Sunday, June 5, 2016

Happy Anniversary, Dissertation Proposal!

I decided to look at my old dissertation proposal since I defended it sometime in June of 1991--25 years ago.  A quick glance suggests that it was in the first half of the month since the examples of secessionist crises barely refers to Yugoslavia, which fell apart later that month.  It was fun to see how much of the dissertation followed this proposal, how much changed, and how much my thinking has remained the same vs changed.

This document is entitled PropV4, which tells me that I had gotten a heap of feedback from my advisers, especially Miles Kahler, so I subjected him to four different versions from roughly late 1990 to June 1991.  I do remember

In terms of style, it turns out that I have always struggled to cite enough literature.  Not enough cites in the proposal, I think.  On the other hand, my hate of lit reviews didn't stop me from having a section called "Relevant Literature."  Reading through it did remind me that I had multiple targets in mind, as I had only remembered focusing on the folks who argued that "countries don't support secession elsewhere if they are vulnerable to it themselves."  I now remember being hostile to the existing work on diversionary theories of war.  I guess it took Palpatine's strategies in SW 1-3 to change my mind?

In terms of my theory, I ended up simplifying a bit from my 3x3 with strange abbreviations to a 2x3 by the time I defended the dissertation.  But the logic built into the model still shapes how I view things--that politicians have different incentives if they have a multiethnic audience to which they are are appealing versus having to compete with other politicians for the support of a single ethnic group.  I kind of underplayed the reality of multiple identities in the proposal, and I got more focused on how even a single identity might have competing meanings and imperatives later on.

My methods section made a series of promises that I did not keep in the dissertation: no statistics.  I did end up trying to test some of the assertions quantitatively once I got my hands on the Minorities At Risk Dataset's coding of international support.  My committee directed me away from doing quantitative work (really!) in the dissertation because the data was not there if I remember correctly. The case studies in the actual dissertation did not reflect what I proposed, as I focused less on individual countries over time (except for Somalia) and much more on comparing how many countries reacted to the same secessionist crisis (Katanga, Biafra, Bangladesh). 

My memory of the process is not perfect, but I have to guess that the dissertation proposal defense made a big difference--not so much in the theory but in how I would test my assertions.  The dissertation defense was far less consequential--it was interesting and engaging, but did not change what I ended up doing with the dissertation.  The resulting book had a different case study (Yugoslavia instead of Bangladesh) both to be more current and because the BG case was really about India and not about comparing many actors' reactions to the same conflict.

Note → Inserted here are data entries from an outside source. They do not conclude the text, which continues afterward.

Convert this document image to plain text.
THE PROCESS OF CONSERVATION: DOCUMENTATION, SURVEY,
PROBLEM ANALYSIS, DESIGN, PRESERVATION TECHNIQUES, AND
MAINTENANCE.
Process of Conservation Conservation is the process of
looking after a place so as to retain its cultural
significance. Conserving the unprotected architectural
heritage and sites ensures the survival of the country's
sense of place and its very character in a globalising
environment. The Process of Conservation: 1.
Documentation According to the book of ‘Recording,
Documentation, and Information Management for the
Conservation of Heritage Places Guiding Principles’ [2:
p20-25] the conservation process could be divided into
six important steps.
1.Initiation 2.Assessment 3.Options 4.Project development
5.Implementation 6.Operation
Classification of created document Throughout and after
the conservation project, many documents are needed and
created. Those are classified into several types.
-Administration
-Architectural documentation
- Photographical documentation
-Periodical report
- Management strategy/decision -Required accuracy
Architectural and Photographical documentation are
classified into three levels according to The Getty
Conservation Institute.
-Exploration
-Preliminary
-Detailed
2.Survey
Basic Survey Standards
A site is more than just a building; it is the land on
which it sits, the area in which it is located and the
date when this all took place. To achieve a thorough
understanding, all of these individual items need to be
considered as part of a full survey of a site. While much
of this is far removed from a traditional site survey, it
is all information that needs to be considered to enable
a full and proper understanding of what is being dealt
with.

And, yes, my proposal was 40 pages double spaced, which means I cannot whine too much when my students give me proposals of that length.

Anyhow, it is funny what I remember and what I don't from this very formative process 25 years ago.  The dissertation proposal process is probably the hardest part of grad school--developing an original and feasible idea to study, one that will haunt a student for at least ten years (to do the project in grad school and then to publish off it as one tries to get tenure), if not their entire career as it tends to dominate one's destiny.  It involves heaps of feedback from advisers and peers, which can often misdirect a student who keeps listening to the most recent piece of advice rather than figuring out what is best for the project.  I have many debts to my committee and my friends at UCSD, which I can only pay forward.

I guess I date my career as starting pretty much at this point--when I got my first major idea started and underway.  Before that, I was just ripping apart the work of others.  Building my own research is far harder and is far more professional--that I was a part of this profession when I started doing the research.  What am I going to do for this 25th anniversary?  Get some more silver in my hair, I guess.